“How do you know whether you have ADHD (ADD)?”
—Boca Raton, Florida
To clear up some confusion: ADD (Attention Deficit Disorder) is an older term that’s no longer in clinical use but was common until the late 1980s. The same condition is now known as ADHD (Attention Deficit Hyperactivity Disorder), with sub-categories based on which traits are the most prominent.
The first step in finding out whether you have ADHD is to see a clinician, preferably a psychiatrist or psychologist who specializes in neurodevelopmental conditions. ADHD is a medical diagnosis, and if you have it, you will probably want to work with your doctor to treat it. Your primary care physician may be comfortable handling your routine care, such as prescription refills if you take medication for ADHD.
ADHD is a common condition. It’s characterized by the inability to pay attention, impulsivity, and/or hyperactivity. These issues do not come and go. A person typically has a history of these problems, which affect their daily functioning, though people may learn to compensate for those issues over time.
A health professional who evaluates you for ADHD will likely ask you to fill out some rating scales about your behavioral traits. The results will help determine whether the behaviors are a way of life or are just occasional.

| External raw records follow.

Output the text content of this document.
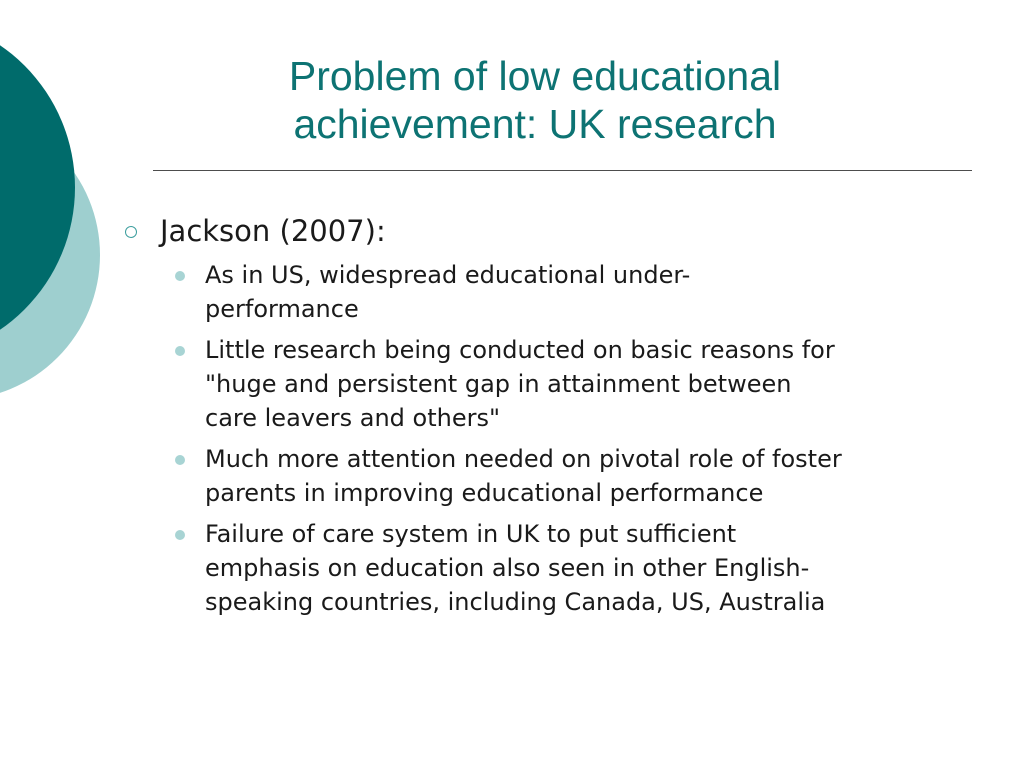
Problem of low educational
achievement: UK research
Jackson (2007):
As in US, widespread educational under-
performance
Little research being conducted on basic reasons for
"huge and persistent gap in attainment between
care leavers and others"
Much more attention needed on pivotal role of foster
parents in improving educational performance
Failure of care system in UK to put sufficient
emphasis on education also seen in other English-
speaking countries, including Canada, US, Australia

Common signs of inattention:
- Inability to stay focused, especially when a task may be long and boring
- Failing to pay attention to details, leading to mistakes
- Difficulty listening when someone is speaking to you
- Being disorganized and losing things
- Having difficulty following through on assignments and tasks
Signs of hyperactivity:
- Inability to sit still
- Difficulty performing quiet, sedentary activities
- Talking nonstop
Signs of impulsivity:
- Impatience or difficulty waiting
- Talking or taking actions without thinking of the consequences
- Interrupting others’ conversations
The main thing to remember is that these issues have to have been happening for a significant amount of time. We all have times when we don’t pay attention, or we lose things, or we fidget; that doesn’t mean we have ADHD. But if these indicators have been a part of your life for months or years, you might want to check with your doctor. Treatment for ADHD includes medication, environmental changes (such as creating a routine or limiting distractions), and academic accommodations.